As mismatches go, that would be a biggie, and its root cause is that, in ramping up production, carmakers were reacting to pressure from governments (and a media possessed by climate panic) rather than customer demand.

And, according to Lea, this oversupply is going to get worse.

Lea:

If the projections are accurate, it means that in 2024, 2025 and 2026, the global industry will be making in excess of 20 million more electric cars than the market can absorb.

In a recent Capital Letter, I discussed the misallocation of capital that has been going on in the auto sector, a misallocation so great that one analyst quoted by Lea compares it with the dotcom bubble.

But one key difference between the EV mess and the dotcom fiasco is that the dotcoms did not employ that many people. Capital misallocation leads to capital destruction, and capital destruction leads to job destruction. The dotcoms did not employ that many people. But the auto industry employs hundreds of thousands. In countries with large auto industries, trouble in that sector will have a knock-on effect elsewhere economically. There will be political consequences, too, and they won’t be pretty,

Lea notes that the ending of EV subsidies in Germany led to a crash in sales of 30 percent. That number was exaggerated by pre-buying ahead of the end of the subsidy regime, but still. Sales are off by a similar amount in Sweden and Italy. In Norway, the deeply deceptive (it’s a long story) poster-country for Western EV enthusiasm, registrations have halved. In the U.K., EV sales are being propped up by tax-favored fleet buying. Individual buyers are no longer so keen. In the U.S. and Canada, some manufacturers are scaling back production because of lower-than-expected demand.

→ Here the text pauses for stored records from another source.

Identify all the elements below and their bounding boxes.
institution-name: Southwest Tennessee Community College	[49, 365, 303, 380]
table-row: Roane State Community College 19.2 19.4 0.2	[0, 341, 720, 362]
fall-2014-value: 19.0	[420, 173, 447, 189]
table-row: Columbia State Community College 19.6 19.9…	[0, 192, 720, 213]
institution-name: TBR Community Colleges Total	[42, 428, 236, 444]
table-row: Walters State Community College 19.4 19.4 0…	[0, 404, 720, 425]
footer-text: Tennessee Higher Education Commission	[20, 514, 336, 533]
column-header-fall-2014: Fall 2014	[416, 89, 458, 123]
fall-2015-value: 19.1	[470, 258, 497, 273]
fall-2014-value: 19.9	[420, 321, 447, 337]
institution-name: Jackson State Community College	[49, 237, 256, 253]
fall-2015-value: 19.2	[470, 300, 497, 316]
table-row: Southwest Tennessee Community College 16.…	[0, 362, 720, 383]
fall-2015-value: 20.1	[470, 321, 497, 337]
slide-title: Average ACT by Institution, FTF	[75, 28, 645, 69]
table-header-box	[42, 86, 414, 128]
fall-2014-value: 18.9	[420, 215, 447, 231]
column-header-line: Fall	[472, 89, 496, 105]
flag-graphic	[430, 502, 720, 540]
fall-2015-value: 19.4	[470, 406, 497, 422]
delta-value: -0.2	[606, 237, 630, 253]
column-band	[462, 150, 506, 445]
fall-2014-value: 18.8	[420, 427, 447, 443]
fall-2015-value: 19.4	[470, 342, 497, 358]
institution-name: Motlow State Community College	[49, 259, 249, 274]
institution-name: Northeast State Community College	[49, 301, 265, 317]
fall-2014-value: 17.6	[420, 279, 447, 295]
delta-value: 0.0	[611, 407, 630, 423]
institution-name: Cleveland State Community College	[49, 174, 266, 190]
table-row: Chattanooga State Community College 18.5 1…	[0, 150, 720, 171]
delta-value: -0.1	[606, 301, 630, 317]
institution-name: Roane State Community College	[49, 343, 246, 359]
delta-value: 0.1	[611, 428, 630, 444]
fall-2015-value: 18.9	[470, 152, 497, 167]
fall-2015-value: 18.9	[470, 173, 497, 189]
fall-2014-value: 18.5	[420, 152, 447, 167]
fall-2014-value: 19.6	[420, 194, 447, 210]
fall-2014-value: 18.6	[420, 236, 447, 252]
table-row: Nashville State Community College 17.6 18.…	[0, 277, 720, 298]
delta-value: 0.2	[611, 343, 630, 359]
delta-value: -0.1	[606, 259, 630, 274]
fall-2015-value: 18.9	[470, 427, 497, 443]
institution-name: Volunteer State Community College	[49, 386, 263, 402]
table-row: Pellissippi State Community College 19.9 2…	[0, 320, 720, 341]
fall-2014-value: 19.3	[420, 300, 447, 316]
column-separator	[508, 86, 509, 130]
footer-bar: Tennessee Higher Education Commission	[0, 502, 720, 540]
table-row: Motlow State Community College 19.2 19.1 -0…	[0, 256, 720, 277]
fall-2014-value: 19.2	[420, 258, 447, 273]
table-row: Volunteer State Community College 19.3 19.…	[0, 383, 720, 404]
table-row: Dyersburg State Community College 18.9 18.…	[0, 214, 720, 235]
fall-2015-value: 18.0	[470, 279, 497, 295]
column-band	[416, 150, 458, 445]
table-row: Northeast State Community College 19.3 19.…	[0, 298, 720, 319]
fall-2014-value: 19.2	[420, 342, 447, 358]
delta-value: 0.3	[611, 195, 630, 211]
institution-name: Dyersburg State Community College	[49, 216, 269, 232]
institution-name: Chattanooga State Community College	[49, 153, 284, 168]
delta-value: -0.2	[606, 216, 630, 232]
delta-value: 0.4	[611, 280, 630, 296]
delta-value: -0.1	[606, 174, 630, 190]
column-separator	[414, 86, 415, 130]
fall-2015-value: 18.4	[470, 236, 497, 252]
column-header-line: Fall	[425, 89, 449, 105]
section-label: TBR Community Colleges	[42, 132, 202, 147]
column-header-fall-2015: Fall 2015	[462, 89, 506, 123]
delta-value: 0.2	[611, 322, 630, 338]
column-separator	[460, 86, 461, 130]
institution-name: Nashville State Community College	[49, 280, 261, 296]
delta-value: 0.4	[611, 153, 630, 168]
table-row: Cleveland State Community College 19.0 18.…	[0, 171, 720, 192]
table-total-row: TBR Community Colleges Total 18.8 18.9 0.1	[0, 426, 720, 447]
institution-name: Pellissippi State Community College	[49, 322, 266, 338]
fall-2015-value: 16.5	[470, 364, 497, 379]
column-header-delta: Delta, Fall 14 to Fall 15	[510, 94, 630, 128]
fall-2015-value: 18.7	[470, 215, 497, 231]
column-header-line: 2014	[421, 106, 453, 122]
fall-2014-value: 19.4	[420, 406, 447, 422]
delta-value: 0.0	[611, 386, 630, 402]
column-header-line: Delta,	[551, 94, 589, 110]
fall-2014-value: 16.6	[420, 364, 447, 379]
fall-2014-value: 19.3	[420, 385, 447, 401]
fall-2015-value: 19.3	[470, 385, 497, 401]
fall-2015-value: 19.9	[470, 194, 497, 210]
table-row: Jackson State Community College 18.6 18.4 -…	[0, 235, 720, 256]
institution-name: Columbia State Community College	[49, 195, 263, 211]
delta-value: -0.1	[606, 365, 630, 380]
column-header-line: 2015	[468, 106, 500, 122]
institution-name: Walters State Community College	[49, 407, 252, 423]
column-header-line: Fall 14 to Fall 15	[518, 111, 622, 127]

Adding another twist of the knife, there is the threat posed by exports of cheap Chinese EVs. With China’s economy in trouble (even if you are trusting enough to believe the recent GDP data), its EV manufacturers have additional reasons to shift product west (specifically to Europe), but they too may be running into resistance.

On April 8, the Financial Times reported that imported Chinese cars were piling up in European ports, in part because of logistical and paperwork problems, but also, according to some car-industry executives, because “Chinese carmakers were not selling their vehicles in Europe as fast as they expected.” This, they claimed, “was a big contributor to the glut at the region’s ports.”

Meanwhile, Lea explains:

Notwithstanding Chinese competition, European car manufacturers are in a bind: they face stiff regulatory demands to produce more zero-emission cars. If they drop production in line with lower demand then they face large penalties and fines. Industry estimates suggest that Volkswagen, whose brands include Audi, Skoda and Seat, could already be facing annual fines in excess of €4 billion for missed CO₂ targets.

The U.K., governed by a dying Conservative government, has a similar regime, and the U.S. is heading in the same direction.

Meet your quota, comrade, or else.

As noted above, some companies are beginning to rein in EV production. Others, however, are ploughing on.

Ben Marlow in the Daily Telegraph:

Stellantis…is planning to introduce more than 75 fully electric models this decade [despite what its CEO thinks of EV technology], while Volkswagen has earmarked €180bn for electrification. It is a massive throw of the dice.

Elon Musk recently said that China’s electric upstarts will demolish most Western carmakers unless trade barriers are erected. But it may not come to that. Some could end up squandering such vast sums of capital that they end up destroying themselves.

The bailouts are coming.

Shareholders not in thrall to ESG or climate fundamentalism ought to start speaking out.

In the climate-fundamentalist Financial Times, Nathalie Thomas attempts to restore calm:

As long as governments maintain 2035 targets to ban new combustion engine vehicle sales, a tipping point should still come.

In other words, once their choice to buy anything else shrinks and is then abolished, drivers looking for a new car will appreciate how good EVs really are.

Life will be good on the collective farm. It really will.